Big Data Analytics
I've gotten access to very large datasets of Tweets. The smallest was a set of 50 thousand Tweets from users that shared their medical records with us. The synthesis of these disparate datasources allowed us to build automated diagnostic systems. The largest dataset consists of over 2.5 Billion Tweets with precise geo-spatial information. This dataset has been used for many things such as studying spreading processes and out performing Google Flu Trends on "nowcasting" disease rates.

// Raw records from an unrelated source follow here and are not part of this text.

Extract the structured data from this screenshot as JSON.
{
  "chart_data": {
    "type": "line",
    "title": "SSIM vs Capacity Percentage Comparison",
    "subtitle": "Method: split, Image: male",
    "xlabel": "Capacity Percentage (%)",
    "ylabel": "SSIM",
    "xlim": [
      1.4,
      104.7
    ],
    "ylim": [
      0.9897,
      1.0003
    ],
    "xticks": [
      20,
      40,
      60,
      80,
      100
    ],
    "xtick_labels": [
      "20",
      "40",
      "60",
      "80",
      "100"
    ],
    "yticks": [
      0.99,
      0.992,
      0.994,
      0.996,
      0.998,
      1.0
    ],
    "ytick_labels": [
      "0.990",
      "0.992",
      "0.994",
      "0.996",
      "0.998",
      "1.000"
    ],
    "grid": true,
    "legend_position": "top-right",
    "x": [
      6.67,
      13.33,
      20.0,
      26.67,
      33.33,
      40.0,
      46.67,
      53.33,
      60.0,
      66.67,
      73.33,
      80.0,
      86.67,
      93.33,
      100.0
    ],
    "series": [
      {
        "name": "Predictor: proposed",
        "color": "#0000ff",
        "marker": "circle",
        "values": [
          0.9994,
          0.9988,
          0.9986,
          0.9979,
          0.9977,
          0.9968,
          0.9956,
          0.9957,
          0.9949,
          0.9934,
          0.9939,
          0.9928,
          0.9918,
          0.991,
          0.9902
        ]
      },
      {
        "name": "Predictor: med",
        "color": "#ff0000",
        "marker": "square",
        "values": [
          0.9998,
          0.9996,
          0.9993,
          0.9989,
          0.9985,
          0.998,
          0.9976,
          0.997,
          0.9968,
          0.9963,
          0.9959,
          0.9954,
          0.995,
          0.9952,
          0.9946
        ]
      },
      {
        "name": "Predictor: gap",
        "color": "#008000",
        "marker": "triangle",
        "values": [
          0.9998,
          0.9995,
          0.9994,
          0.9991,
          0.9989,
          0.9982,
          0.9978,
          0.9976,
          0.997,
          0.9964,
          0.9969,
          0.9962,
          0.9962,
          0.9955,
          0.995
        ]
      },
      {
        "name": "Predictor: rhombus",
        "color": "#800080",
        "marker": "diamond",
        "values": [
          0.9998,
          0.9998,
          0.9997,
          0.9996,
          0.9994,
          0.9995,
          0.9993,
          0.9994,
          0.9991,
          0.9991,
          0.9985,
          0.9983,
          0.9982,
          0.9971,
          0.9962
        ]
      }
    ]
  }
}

I've also worked on specialized datasets about topics ranging from AIDS to the Boston Marathon Bombing.
CrowdBreaks is a visualizer of trends of disease Tweets based on a given location. This is similar to Google Flu Trends but with Twitter data and a larger set of diseases measured.
I mainly worked on the backend of this project, implementing the data collectors and processors along with various forms of caching and optimization to allow for almost immediate responses to user queries.
Fractal Analysis at the Santa Fe Institute
I had the pleasure of being part of the Santa Fe Institute's Complex Systems Summer School. While there, we developed models of city growth based on the fractal dimension of the city's transport network. For example, the transport networks of Manhattan, Queens and Central Park show different levels of order which we hypothesized corresponded with various social factors.
We studied select cities from each continent and found differences in the way the cities had grown. Additionally, I implemented a map-reduce version of our fractal dimension model to process the entire world's transport systems (provided by Open Street Maps).